Mare Nubium /'njuːbi@m/ (Latin nūbium, the "Sea of Clouds") is a lunar mare in the Nubium basin on the Moon's near side. The mare is located just to the southeast of Oceanus Procellarum.

==Formation==
The basin containing Mare Nubium is believed to have been part of the Pre-Nectarian system. The mare material is of the Imbrian and Eratosthenian age.
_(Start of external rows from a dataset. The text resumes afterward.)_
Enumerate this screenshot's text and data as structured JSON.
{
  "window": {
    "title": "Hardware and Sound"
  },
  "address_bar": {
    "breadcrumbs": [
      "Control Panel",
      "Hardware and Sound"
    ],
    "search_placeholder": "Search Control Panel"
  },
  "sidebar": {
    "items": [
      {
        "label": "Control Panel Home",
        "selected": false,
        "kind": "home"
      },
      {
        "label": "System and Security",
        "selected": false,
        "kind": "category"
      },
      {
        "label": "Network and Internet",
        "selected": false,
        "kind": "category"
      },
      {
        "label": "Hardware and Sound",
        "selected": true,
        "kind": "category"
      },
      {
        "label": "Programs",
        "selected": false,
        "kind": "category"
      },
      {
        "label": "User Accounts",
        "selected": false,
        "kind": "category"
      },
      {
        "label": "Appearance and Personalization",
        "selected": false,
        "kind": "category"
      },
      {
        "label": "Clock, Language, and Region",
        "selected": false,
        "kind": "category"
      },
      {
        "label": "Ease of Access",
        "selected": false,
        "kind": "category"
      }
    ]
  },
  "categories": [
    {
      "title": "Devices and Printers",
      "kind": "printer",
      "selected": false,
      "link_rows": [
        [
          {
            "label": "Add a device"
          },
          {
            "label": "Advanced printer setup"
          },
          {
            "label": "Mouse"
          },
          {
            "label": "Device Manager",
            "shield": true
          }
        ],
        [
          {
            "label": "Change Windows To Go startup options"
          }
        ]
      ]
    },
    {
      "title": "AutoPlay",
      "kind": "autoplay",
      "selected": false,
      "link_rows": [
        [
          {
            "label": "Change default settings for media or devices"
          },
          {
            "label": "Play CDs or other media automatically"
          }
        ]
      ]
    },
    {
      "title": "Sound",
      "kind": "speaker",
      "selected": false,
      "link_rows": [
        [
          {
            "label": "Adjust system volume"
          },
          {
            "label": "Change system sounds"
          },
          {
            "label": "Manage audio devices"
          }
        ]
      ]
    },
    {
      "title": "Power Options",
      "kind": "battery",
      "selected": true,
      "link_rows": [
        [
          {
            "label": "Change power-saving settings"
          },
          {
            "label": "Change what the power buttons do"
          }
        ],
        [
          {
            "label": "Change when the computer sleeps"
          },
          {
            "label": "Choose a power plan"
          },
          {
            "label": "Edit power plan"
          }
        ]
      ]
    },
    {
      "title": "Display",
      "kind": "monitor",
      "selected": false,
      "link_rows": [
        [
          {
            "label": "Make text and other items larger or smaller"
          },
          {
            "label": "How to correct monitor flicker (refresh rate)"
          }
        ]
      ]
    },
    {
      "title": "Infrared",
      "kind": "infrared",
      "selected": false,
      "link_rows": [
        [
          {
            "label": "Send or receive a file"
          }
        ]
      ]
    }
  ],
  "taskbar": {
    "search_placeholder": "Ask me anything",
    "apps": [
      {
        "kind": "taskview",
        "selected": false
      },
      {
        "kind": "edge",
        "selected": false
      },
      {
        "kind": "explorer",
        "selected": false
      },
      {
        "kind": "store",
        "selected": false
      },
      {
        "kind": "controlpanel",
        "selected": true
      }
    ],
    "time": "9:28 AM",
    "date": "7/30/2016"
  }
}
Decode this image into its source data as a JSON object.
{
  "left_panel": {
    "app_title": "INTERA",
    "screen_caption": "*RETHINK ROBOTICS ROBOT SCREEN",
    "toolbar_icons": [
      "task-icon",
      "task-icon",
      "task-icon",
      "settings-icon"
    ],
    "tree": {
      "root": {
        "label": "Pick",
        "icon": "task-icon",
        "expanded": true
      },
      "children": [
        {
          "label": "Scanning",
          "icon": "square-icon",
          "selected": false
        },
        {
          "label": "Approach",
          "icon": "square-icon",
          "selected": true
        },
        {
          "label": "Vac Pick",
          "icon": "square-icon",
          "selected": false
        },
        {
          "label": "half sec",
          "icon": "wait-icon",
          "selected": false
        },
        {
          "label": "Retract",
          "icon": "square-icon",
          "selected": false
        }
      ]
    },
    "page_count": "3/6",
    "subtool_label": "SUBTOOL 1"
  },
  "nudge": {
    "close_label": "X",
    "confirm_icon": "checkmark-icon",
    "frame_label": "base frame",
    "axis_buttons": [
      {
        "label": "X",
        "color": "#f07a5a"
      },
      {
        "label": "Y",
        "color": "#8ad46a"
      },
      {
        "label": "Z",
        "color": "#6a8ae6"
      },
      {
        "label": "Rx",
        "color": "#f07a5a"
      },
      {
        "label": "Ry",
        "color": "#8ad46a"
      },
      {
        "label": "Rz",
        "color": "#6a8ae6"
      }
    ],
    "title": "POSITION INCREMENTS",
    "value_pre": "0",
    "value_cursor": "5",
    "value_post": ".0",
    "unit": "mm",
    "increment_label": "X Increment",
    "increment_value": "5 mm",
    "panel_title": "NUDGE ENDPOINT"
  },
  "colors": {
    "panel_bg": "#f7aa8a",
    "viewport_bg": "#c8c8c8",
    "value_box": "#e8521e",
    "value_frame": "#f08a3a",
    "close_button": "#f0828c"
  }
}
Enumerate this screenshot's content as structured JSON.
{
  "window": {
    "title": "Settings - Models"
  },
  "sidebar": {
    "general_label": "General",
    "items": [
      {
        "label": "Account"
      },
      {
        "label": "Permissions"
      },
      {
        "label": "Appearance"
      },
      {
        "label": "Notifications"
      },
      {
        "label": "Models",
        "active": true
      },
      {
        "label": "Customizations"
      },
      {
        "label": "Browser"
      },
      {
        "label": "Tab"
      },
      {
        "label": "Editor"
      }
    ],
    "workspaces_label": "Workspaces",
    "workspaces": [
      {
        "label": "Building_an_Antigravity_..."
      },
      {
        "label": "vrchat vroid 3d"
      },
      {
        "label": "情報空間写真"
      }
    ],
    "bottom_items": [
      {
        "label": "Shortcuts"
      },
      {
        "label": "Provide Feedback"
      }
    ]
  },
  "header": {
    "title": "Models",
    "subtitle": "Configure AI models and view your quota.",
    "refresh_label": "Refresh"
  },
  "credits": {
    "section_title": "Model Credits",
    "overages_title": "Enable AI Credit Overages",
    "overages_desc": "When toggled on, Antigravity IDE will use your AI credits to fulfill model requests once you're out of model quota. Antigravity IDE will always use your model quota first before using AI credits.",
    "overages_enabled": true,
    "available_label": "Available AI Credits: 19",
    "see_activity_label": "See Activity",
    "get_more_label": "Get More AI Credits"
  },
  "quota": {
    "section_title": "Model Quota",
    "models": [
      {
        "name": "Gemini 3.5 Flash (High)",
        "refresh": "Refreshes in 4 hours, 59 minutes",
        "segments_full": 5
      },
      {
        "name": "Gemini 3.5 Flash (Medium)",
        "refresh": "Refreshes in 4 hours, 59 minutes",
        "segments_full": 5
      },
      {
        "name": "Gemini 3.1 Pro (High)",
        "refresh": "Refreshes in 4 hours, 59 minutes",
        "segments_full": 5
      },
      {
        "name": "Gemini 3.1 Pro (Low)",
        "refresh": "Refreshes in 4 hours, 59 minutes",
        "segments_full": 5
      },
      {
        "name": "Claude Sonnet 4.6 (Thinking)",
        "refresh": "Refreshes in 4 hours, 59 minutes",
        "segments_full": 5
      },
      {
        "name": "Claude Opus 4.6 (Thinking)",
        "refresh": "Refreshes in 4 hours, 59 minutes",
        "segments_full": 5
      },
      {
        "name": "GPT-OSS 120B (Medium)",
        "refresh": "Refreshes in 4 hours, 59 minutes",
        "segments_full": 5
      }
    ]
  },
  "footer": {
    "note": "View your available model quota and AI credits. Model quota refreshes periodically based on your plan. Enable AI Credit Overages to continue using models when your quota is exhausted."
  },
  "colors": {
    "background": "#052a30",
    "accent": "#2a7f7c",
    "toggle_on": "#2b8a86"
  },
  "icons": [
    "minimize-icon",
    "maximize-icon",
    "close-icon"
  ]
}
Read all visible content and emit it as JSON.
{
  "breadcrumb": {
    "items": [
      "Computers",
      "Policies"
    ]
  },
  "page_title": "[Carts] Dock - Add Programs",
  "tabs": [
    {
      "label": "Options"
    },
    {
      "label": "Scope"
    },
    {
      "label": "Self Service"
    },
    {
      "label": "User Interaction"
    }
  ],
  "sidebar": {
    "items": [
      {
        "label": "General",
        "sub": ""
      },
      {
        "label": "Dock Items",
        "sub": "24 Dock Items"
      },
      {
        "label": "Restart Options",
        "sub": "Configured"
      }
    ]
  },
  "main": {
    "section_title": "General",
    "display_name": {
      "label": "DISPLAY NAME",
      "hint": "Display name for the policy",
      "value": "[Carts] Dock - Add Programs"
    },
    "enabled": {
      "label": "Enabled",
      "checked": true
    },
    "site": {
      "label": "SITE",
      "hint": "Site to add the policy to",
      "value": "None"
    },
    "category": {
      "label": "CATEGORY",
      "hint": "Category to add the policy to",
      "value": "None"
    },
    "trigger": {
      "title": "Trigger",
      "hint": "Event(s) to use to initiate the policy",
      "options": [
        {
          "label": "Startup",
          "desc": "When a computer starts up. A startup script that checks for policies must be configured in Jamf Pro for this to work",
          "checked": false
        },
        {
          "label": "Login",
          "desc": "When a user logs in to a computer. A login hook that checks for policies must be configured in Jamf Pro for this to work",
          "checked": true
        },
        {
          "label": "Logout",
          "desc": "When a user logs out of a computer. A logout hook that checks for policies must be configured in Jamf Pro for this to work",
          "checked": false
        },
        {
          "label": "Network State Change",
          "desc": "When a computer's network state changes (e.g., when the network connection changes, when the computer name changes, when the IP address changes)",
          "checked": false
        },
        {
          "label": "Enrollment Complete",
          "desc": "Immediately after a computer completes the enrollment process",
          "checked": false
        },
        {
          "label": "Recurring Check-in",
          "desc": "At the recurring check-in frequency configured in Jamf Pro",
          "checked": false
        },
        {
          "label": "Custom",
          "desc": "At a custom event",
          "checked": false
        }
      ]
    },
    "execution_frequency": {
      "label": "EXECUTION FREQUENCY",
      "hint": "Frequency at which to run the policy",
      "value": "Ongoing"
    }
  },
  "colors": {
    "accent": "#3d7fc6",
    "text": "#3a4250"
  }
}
Bullialdus crater, a prominent feature on the west side of the mare, is of Eratosthenian age. Other features within the mare include Pitatus on the southern margin and Guericke bounding the mare to the north. Opelt, Gould, Kies, Nicollet, Wolf, Birt, and Rupes Recta (the Straight Wall) lie within the mare.

==Names==
Like most of the other maria on the Moon, Mare Nubium was named by Giovanni Riccioli, whose 1651 nomenclature system has become standardized. Previously, William Gilbert had included it among the Continens Meridionalis ("Southern Continent") in his map of c.1600, and Michael van Langren had labelled it the Mare Borbonicum (after the House of Bourbon) in his 1645 map.

==Exploration==
The first released images from the Lunar Reconnaissance Orbiter in 2009 were of the lunar highlands 200 km south of Mare Nubium.

==News==
In September 2013, Spanish astronomers observed and recorded an impact event when a large rock hit the lunar surface in Mare Nubium.